Para definir el proyecto definitivo de reparación, el Consistorio ha llevado a cabo numerosas inspecciones. Entre ellas, el escaneo mediante técnicas no destructivas de 129 nervios del forjado superior, la revisión del estado de la losa inferior de un metro de espesor y la instalación de tres sondeos con piezómetros para medir el nivel freático junto a las pantallas perimetrales.
Mientras duren las obras, el Ayuntamiento mantendrá hasta final de año las medidas provisionales de estacionamiento para los afectados.
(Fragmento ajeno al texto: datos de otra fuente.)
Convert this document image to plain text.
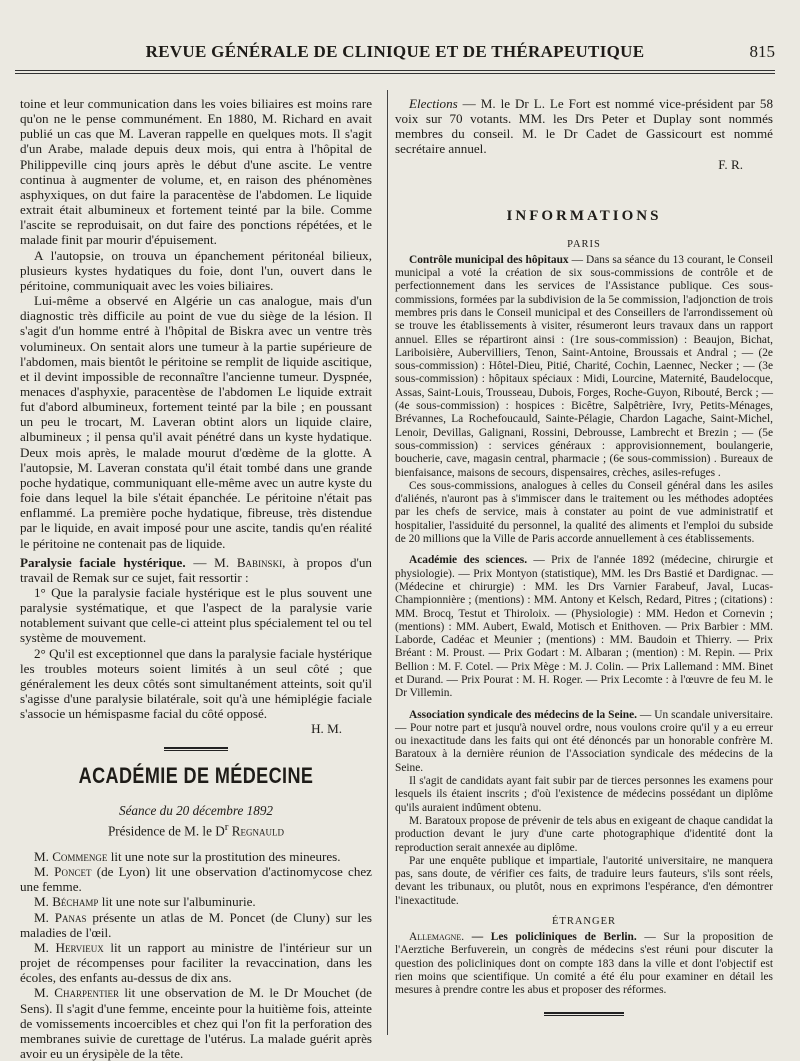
REVUE GÉNÉRALE DE CLINIQUE ET DE THÉRAPEUTIQUE	815

toine et leur communication dans les voies biliaires est moins rare qu'on ne le pense communément. En 1880, M. Richard en avait publié un cas que M. Laveran rappelle en quelques mots. Il s'agit d'un Arabe, malade depuis deux mois, qui entra à l'hôpital de Philippeville cinq jours après le début d'une ascite. Le ventre continua à augmenter de volume, et, en raison des phénomènes asphyxiques, on dut faire la paracentèse de l'abdomen. Le liquide extrait était albumineux et fortement teinté par la bile. Comme l'ascite se reproduisait, on dut faire des ponctions répétées, et le malade finit par mourir d'épuisement.

A l'autopsie, on trouva un épanchement péritonéal bilieux, plusieurs kystes hydatiques du foie, dont l'un, ouvert dans le péritoine, communiquait avec les voies biliaires.

Lui-même a observé en Algérie un cas analogue, mais d'un diagnostic très difficile au point de vue du siège de la lésion. Il s'agit d'un homme entré à l'hôpital de Biskra avec un ventre très volumineux. On sentait alors une tumeur à la partie supérieure de l'abdomen, mais bientôt le péritoine se remplit de liquide ascitique, et il devint impossible de reconnaître l'ancienne tumeur. Dyspnée, menaces d'asphyxie, paracentèse de l'abdomen Le liquide extrait fut d'abord albumineux, fortement teinté par la bile ; en poussant un peu le trocart, M. Laveran obtint alors un liquide claire, albumineux ; il pensa qu'il avait pénétré dans un kyste hydatique. Deux mois après, le malade mourut d'œdème de la glotte. A l'autopsie, M. Laveran constata qu'il était tombé dans une grande poche hydatique, communiquant elle-même avec un autre kyste du foie dans lequel la bile s'était épanchée. Le péritoine n'était pas enflammé. La première poche hydatique, fibreuse, très distendue par le liquide, en avait imposé pour une ascite, tandis qu'en réalité le péritoine ne contenait pas de liquide.

Paralysie faciale hystérique. — M. Babinski, à propos d'un travail de Remak sur ce sujet, fait ressortir :

1° Que la paralysie faciale hystérique est le plus souvent une paralysie systématique, et que l'aspect de la paralysie varie notablement suivant que celle-ci atteint plus spécialement tel ou tel système de mouvement.

2° Qu'il est exceptionnel que dans la paralysie faciale hystérique les troubles moteurs soient limités à un seul côté ; que généralement les deux côtés sont simultanément atteints, soit qu'il s'agisse d'une paralysie bilatérale, soit qu'à une hémiplégie faciale s'associe un hémispasme facial du côté opposé.

H. M.

ACADÉMIE DE MÉDECINE
Séance du 20 décembre 1892
Présidence de M. le $D^r$ Regnauld

M. Commenge lit une note sur la prostitution des mineures.

M. Poncet (de Lyon) lit une observation d'actinomycose chez une femme.

M. Béchamp lit une note sur l'albuminurie.

M. Panas présente un atlas de M. Poncet (de Cluny) sur les maladies de l'œil.

M. Hervieux lit un rapport au ministre de l'intérieur sur un projet de récompenses pour faciliter la revaccination, dans les écoles, des enfants au-dessus de dix ans.

M. Charpentier lit une observation de M. le Dr Mouchet (de Sens). Il s'agit d'une femme, enceinte pour la huitième fois, atteinte de vomissements incoercibles et chez qui l'on fit la perforation des membranes suivie de curettage de l'utérus. La malade guérit après avoir eu un érysipèle de la tête.

Elections — M. le Dr L. Le Fort est nommé vice-président par 58 voix sur 70 votants. MM. les Drs Peter et Duplay sont nommés membres du conseil. M. le Dr Cadet de Gassicourt est nommé secrétaire annuel.

F. R.

INFORMATIONS
PARIS

Contrôle municipal des hôpitaux — Dans sa séance du 13 courant, le Conseil municipal a voté la création de six sous-commissions de contrôle et de perfectionnement dans les services de l'Assistance publique. Ces sous-commissions, formées par la subdivision de la 5e commission, l'adjonction de trois membres pris dans le Conseil municipal et des Conseillers de l'arrondissement où se trouve les établissements à visiter, résumeront leurs travaux dans un rapport annuel. Elles se répartiront ainsi : (1re sous-commission) : Beaujon, Bichat, Lariboisière, Aubervilliers, Tenon, Saint-Antoine, Broussais et Andral ; — (2e sous-commission) : Hôtel-Dieu, Pitié, Charité, Cochin, Laennec, Necker ; — (3e sous-commission) : hôpitaux spéciaux : Midi, Lourcine, Maternité, Baudelocque, Assas, Saint-Louis, Trousseau, Dubois, Forges, Roche-Guyon, Ribouté, Berck ; — (4e sous-commission) : hospices : Bicêtre, Salpêtrière, Ivry, Petits-Ménages, Brévannes, La Rochefoucauld, Sainte-Pélagie, Chardon Lagache, Saint-Michel, Lenoir, Devillas, Galignani, Rossini, Debrousse, Lambrecht et Brezin ; — (5e sous-commission) : services généraux : approvisionnement, boulangerie, boucherie, cave, magasin central, pharmacie ; (6e sous-commission) . Bureaux de bienfaisance, maisons de secours, dispensaires, crèches, asiles-refuges .

Ces sous-commissions, analogues à celles du Conseil général dans les asiles d'aliénés, n'auront pas à s'immiscer dans le traitement ou les méthodes adoptées par les chefs de service, mais à constater au point de vue administratif et hospitalier, l'assiduité du personnel, la qualité des aliments et l'emploi du subside de 20 millions que la Ville de Paris accorde annuellement à ces établissements.

Académie des sciences. — Prix de l'année 1892 (médecine, chirurgie et physiologie). — Prix Montyon (statistique), MM. les Drs Bastié et Dardignac. — (Médecine et chirurgie) : MM. les Drs Varnier Farabeuf, Javal, Lucas-Championnière ; (mentions) : MM. Antony et Kelsch, Redard, Pitres ; (citations) : MM. Brocq, Testut et Thiroloix. — (Physiologie) : MM. Hedon et Cornevin ; (mentions) : MM. Aubert, Ewald, Motisch et Enithoven. — Prix Barbier : MM. Laborde, Cadéac et Meunier ; (mentions) : MM. Baudoin et Thierry. — Prix Bréant : M. Proust. — Prix Godart : M. Albaran ; (mention) : M. Repin. — Prix Bellion : M. F. Cotel. — Prix Mège : M. J. Colin. — Prix Lallemand : MM. Binet et Durand. — Prix Pourat : M. H. Roger. — Prix Lecomte : à l'œuvre de feu M. le Dr Villemin.

Association syndicale des médecins de la Seine. — Un scandale universitaire. — Pour notre part et jusqu'à nouvel ordre, nous voulons croire qu'il y a eu erreur ou inexactitude dans les faits qui ont été dénoncés par un honorable confrère M. Baratoux à la dernière réunion de l'Association syndicale des médecins de la Seine.

Il s'agit de candidats ayant fait subir par de tierces personnes les examens pour lesquels ils étaient inscrits ; d'où l'existence de médecins possédant un diplôme qu'ils auraient indûment obtenu.

M. Baratoux propose de prévenir de tels abus en exigeant de chaque candidat la production devant le jury d'une carte photographique d'identité dont la reproduction serait annexée au diplôme.

Par une enquête publique et impartiale, l'autorité universitaire, ne manquera pas, sans doute, de vérifier ces faits, de traduire leurs fauteurs, s'ils sont réels, devant les tribunaux, ou plutôt, nous en exprimons l'espérance, d'en démontrer l'inexactitude.

ÉTRANGER

Allemagne. — Les policliniques de Berlin. — Sur la proposition de l'Aerztiche Berfuverein, un congrès de médecins s'est réuni pour discuter la question des policliniques dont on compte 183 dans la ville et dont l'objectif est rien moins que scientifique. Un comité a été élu pour examiner en détail les mesures à prendre contre les abus et proposer des réformes.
Además, ofrecerá a los titulares de plazas la posibilidad de renunciar a su concesión mediante el rescate de la misma por parte del Consistorio.
El aparcamiento permanece cerrado desde que, tras detectarse fisuras en la cubierta en febrero, los técnicos confirmaran daños localizados en el forjado superior. Aunque las primeras reparaciones finalizaron en junio, durante los trabajos se comprobó que varios nervios presentaban un déficit de armadura respecto al proyecto original. La aparición de nuevas patologías en otros cuatro nervios llevó al Ayuntamiento a decretar el cierre preventivo de toda la instalación y a ampliar el alcance de los estudios estructurales antes de acometer la rehabilitación definitiva.